Dr. Venter. So the challenge is how do you legislate risk
taking when it is sort of not built into the fabric of the
people and the government? But somehow we have to take greater
risk with this funding to get more value for that funding.
Mr. Peters. Did that used to happen on the natural because
there was more funding? And one of the things I have heard is
that, because of the reduced buying power, the reduced
investment, effectively, only the safe stuff is getting done,
that if there were more funding, it is alleged that risky stuff
would happen as part of the mix.
Dr. Venter. Well, there was more funding per capita. There
were almost an order of magnitude less scientists when I
started in my----
Mr. Peters. Right.
Dr. Venter. --career. And the funding from the Cancer
Institute, there was much more on reputation of the
investigator versus the sort of negotiated contract of the next
stage of the research. And it sort of had to go that way, I
think, because of fewer dollars per the number of researchers.

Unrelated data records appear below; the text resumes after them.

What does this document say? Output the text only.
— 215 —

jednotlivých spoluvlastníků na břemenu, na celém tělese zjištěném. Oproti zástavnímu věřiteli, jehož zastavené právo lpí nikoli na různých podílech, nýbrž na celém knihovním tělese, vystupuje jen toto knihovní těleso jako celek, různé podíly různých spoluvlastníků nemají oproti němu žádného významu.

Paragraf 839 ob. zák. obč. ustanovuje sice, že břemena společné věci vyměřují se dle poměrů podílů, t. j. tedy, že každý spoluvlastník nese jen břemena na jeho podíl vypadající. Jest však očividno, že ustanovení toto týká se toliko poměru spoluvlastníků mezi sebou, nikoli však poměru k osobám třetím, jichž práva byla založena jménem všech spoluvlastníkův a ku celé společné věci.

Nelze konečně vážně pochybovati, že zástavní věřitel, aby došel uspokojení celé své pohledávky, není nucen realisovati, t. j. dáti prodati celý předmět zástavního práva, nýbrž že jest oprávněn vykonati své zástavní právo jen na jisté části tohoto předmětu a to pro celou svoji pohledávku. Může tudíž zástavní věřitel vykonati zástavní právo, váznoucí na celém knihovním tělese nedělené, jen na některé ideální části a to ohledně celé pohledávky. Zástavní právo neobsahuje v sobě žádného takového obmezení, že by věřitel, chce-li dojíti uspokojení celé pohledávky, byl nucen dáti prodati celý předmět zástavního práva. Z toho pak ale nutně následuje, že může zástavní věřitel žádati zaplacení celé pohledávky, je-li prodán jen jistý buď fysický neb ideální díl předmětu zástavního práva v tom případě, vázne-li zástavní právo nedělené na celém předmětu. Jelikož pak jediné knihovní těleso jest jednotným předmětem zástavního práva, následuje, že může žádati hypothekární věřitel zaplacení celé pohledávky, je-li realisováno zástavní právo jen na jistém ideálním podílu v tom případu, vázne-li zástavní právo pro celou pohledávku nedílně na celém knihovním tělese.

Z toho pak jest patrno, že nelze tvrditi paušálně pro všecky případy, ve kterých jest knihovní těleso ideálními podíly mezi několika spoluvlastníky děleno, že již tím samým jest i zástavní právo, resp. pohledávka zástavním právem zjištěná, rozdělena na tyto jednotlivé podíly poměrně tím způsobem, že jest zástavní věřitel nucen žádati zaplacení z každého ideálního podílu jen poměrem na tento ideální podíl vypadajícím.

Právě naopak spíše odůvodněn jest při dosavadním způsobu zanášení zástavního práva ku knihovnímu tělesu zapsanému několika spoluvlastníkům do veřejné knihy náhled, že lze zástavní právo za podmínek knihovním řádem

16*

So, you know, there is no--I don't have a magic solution for
it, but----
Dr. Varmus. No. I----
Dr. Venter. --we need to change something.
Dr. Varmus. I don't have a magic solution. I would like to
comment briefly on the question, which, of course, is a very
important one. I don't think the model is essentially changed.
I think--and it is important to remember that, while much of
our research is conducted through grants that are given to
competing extramural investigators, we also have other ways of
doing research. For example, through an intramural program,
where there is a lot more stability, and a chance to encourage
risk taking.
And we also, within the NCI, have the privilege of having a
contract laboratory, the national--the Frederick National Lab
for Cancer Research out in Frederick, Maryland, where we can
undertake projects that are extremely risky, like the new RAS
initiative that I mentioned briefly in my testimony.
The question of how we get both investigators and reviewers
to take risks is a tricky one, because everyone recognizes this
is a limited pot of money, and when you have a good proposal
that seems very likely to yield tangible results, everybody's
focus tends to be on funding those first. And we have had to
create programs, like our Outstanding Investigator Award, like
the so-called Pioneer, and other innovation awards that are now
awarded----
Mr. Peters. Right.
Dr. Varmus. --throughout the NIH to try to encourage risk.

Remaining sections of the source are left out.